Global transcriptomic profiling of ML324 treated and untreated control gametocytes to determine the downstream effects of histone methyltransferase inhibition on gametocyte development Gene expression profiling with microarrays (Agilent Technologies, USA, (Painter, H. J. Methods in Molecular Biology 923: 213-219, doi:10.1007/978-1-62703-26-7_14 (2013)) was performed to determine the global transcriptomic changes in P. falciparum gametocytes arising from treatment with ML324. P. falciparum NF54 gametocytes were induced by culturing parasites in glucose-deficient media with a concurrent drop in haematocrit as described previously (Reader, J. et al. Malaria Journal 14, 213, doi:10.1186/s12936-015-0718-z (2015)). Gametocytes (1-3% gametocytaemia, 4% haematocrit) were treated with ML324 (5 µM) and sampled 24 h thereafter using 0.01% (w/v) saponin.
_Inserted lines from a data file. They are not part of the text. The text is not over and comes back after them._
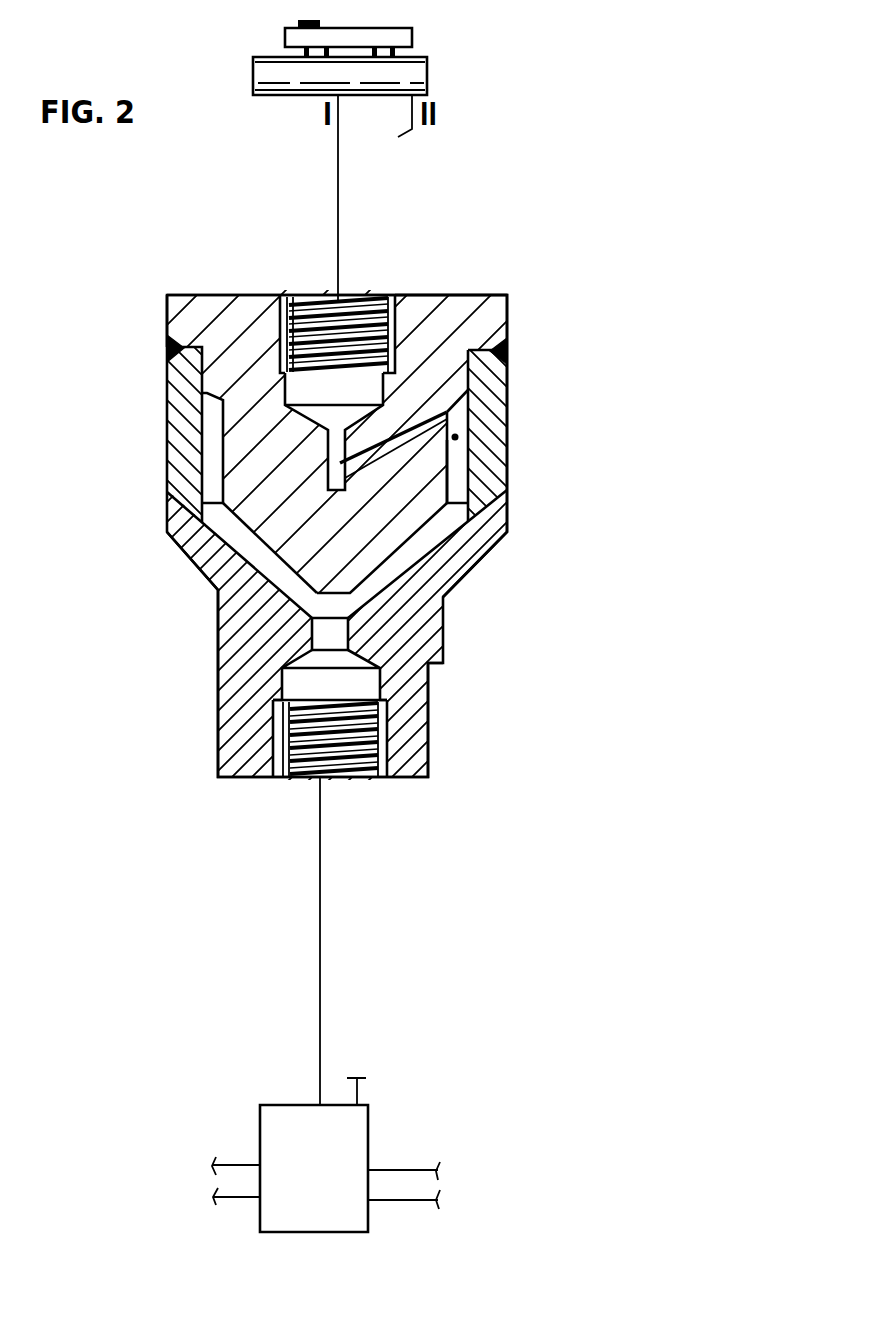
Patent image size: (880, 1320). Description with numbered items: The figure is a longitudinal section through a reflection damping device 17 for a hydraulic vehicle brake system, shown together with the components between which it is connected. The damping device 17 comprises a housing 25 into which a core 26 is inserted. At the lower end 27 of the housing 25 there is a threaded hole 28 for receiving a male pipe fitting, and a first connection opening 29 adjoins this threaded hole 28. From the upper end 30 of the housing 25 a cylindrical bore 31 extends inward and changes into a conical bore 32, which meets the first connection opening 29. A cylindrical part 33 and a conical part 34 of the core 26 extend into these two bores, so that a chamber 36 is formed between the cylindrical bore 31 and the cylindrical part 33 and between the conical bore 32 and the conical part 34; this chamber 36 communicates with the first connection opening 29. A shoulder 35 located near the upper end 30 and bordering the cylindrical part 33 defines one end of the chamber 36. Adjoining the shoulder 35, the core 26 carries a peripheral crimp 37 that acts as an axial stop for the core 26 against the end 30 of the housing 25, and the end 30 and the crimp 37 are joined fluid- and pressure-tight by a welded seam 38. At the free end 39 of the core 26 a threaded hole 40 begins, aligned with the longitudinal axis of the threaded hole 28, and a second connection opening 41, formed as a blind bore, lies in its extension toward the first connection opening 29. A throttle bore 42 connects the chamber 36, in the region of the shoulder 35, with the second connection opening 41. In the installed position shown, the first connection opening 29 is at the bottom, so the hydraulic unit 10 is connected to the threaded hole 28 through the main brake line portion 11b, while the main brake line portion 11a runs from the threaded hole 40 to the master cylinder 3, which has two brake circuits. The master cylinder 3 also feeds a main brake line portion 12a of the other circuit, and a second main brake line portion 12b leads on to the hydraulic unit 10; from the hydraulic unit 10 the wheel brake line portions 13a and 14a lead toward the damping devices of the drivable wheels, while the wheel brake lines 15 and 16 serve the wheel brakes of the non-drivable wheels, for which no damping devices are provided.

The master cylinder 3 is at (413, 70).
The hydraulic unit 10 is at (272, 1122).
The main brake line portion 11a is at (337, 211).
The main brake line portion 11b is at (319, 1000).
The main brake line portion 12a is at (417, 129).
The second main brake line portion 12b is at (358, 1092).
The wheel brake line portion 13a is at (222, 1162).
The wheel brake line portion 14a is at (398, 1170).
The wheel brake line 15 is at (242, 1198).
The wheel brake line 16 is at (406, 1202).
The reflection damping device 17 is at (558, 302).
The housing 25 is at (457, 566).
The core 26 is at (438, 457).
The lower end 27 is at (228, 750).
The threaded hole 28 is at (284, 779).
The first connection opening 29 is at (326, 633).
The upper end 30 is at (491, 389).
The cylindrical bore 31 is at (203, 418).
The conical bore 32 is at (216, 513).
The cylindrical part 33 is at (458, 437).
The conical part 34 is at (433, 528).
The shoulder 35 is at (202, 408).
The chamber 36 is at (458, 481).
The peripheral crimp 37 is at (168, 296).
The welded seam 38 is at (508, 350).
The free end 39 is at (440, 294).
The threaded hole 40 is at (296, 294).
The second connection opening 41 is at (335, 436).
The throttle bore 42 is at (473, 409).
RNA was extracted and cDNA synthesised and dye-coupled with Cy5 as previously described (Painter, H. J. Methods in Molecular Biology 923: 213-219, doi:10.1007/978-1-62703-26-7_14 (2013)). The ML324 treated and paired untreated sample were hybridised to arrays with an equal quantity of Cy3-labeled reference pool cDNA that consisted of a 3D7 mixed asexual parasite population and the untreated and treated gametocyte samples. Slides were scanned with an Agilent G2600D scanner using methods previously described (Painter, H. J. Methods in Molecular Biology 923: 213-219, doi:10.1007/978-1-62703-26-7_14 (2013)).